For those of you wondering what this means in common, everyday production use of Exchange:
Mail would come in, destined for 'x' recipient. Transport would see a rule that has the condition, IsMemberOf. Then, Transport would see that the local recipient cache for the group it needs to verify that the recipient is a member of is out-of-date. It would call a thread to update it. Since threads aren't context-aware, this would occur for many of the recipients currently in the Submission Queue. The thread making the LDAP call would own the lock, as it entered the critical section. The other threads had to wait for the lock to be released to make their AD call. Since only one thread in the process' bounds can own a lock, at a time, this means the threads could only complete in a one-by-one scenario. This is also why the mail couldn't be categorized because the lock prevented the thread from validating IsMemberOf without a current cache.

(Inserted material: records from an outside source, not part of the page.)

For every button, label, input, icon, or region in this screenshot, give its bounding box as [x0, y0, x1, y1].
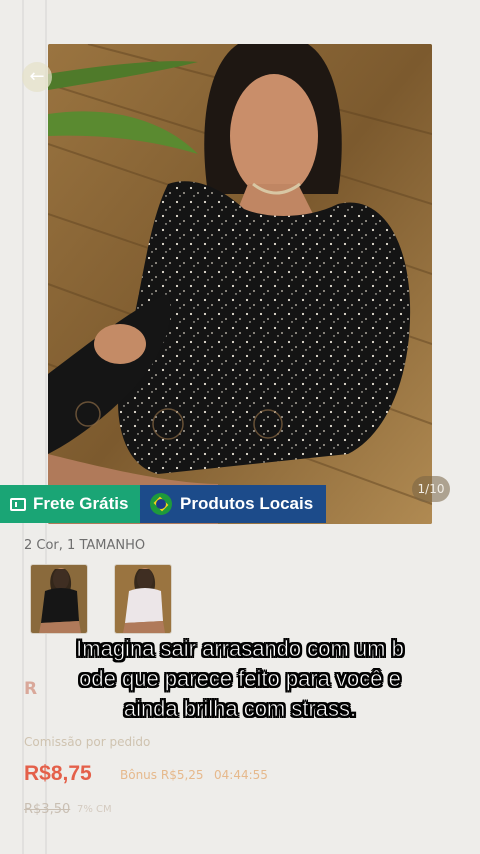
variant-thumb-black-image: [31, 565, 87, 633]
arrow-left-icon: ←: [29, 66, 45, 87]
old-price: R$3,50: [24, 802, 71, 817]
countdown-timer: 04:44:55: [214, 768, 268, 782]
caption-line: ainda brilha com strass.: [123, 696, 357, 722]
commission-value: R$8,75: [24, 762, 92, 785]
bonus-text: Bônus R$5,25: [120, 768, 204, 782]
caption-line: Imagina sair arrasando com um b: [76, 636, 404, 662]
variants-summary[interactable]: 2 Cor, 1 TAMANHO: [24, 538, 145, 553]
caption-line: ode que parece feito para você e: [79, 666, 401, 692]
variant-thumb-white[interactable]: [114, 564, 172, 634]
video-caption: Imagina sair arrasando com um b ode que …: [20, 634, 460, 724]
brazil-flag-icon: [150, 493, 172, 515]
product-image[interactable]: [48, 44, 432, 524]
commission-label: Comissão por pedido: [24, 735, 151, 749]
free-shipping-label: Frete Grátis: [33, 494, 129, 513]
variant-thumb-black[interactable]: [30, 564, 88, 634]
variant-thumb-white-image: [115, 565, 171, 633]
badge-row: Frete Grátis Produtos Locais: [0, 485, 326, 523]
product-card: ← 1/10 Frete Grátis Produtos Locais 2 Co…: [0, 0, 480, 854]
product-photo-illustration: [48, 44, 432, 524]
image-counter: 1/10: [412, 476, 450, 502]
local-products-label: Produtos Locais: [180, 494, 314, 513]
variant-thumbnails: [30, 564, 172, 634]
back-button[interactable]: ←: [22, 62, 52, 92]
local-products-badge: Produtos Locais: [140, 485, 326, 523]
discount-text: 7% CM: [77, 804, 112, 815]
free-shipping-badge: Frete Grátis: [0, 485, 140, 523]
ticket-icon: [10, 497, 26, 511]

For those of you concerned if you'll run into this issue: This condition only reproduces in a single instance and that instance has only recurred twice, so far, during the timespan of a year. Rest assured, that even though the perceivable affected footprint of this issue is small, it is being investigated by the Transport developers.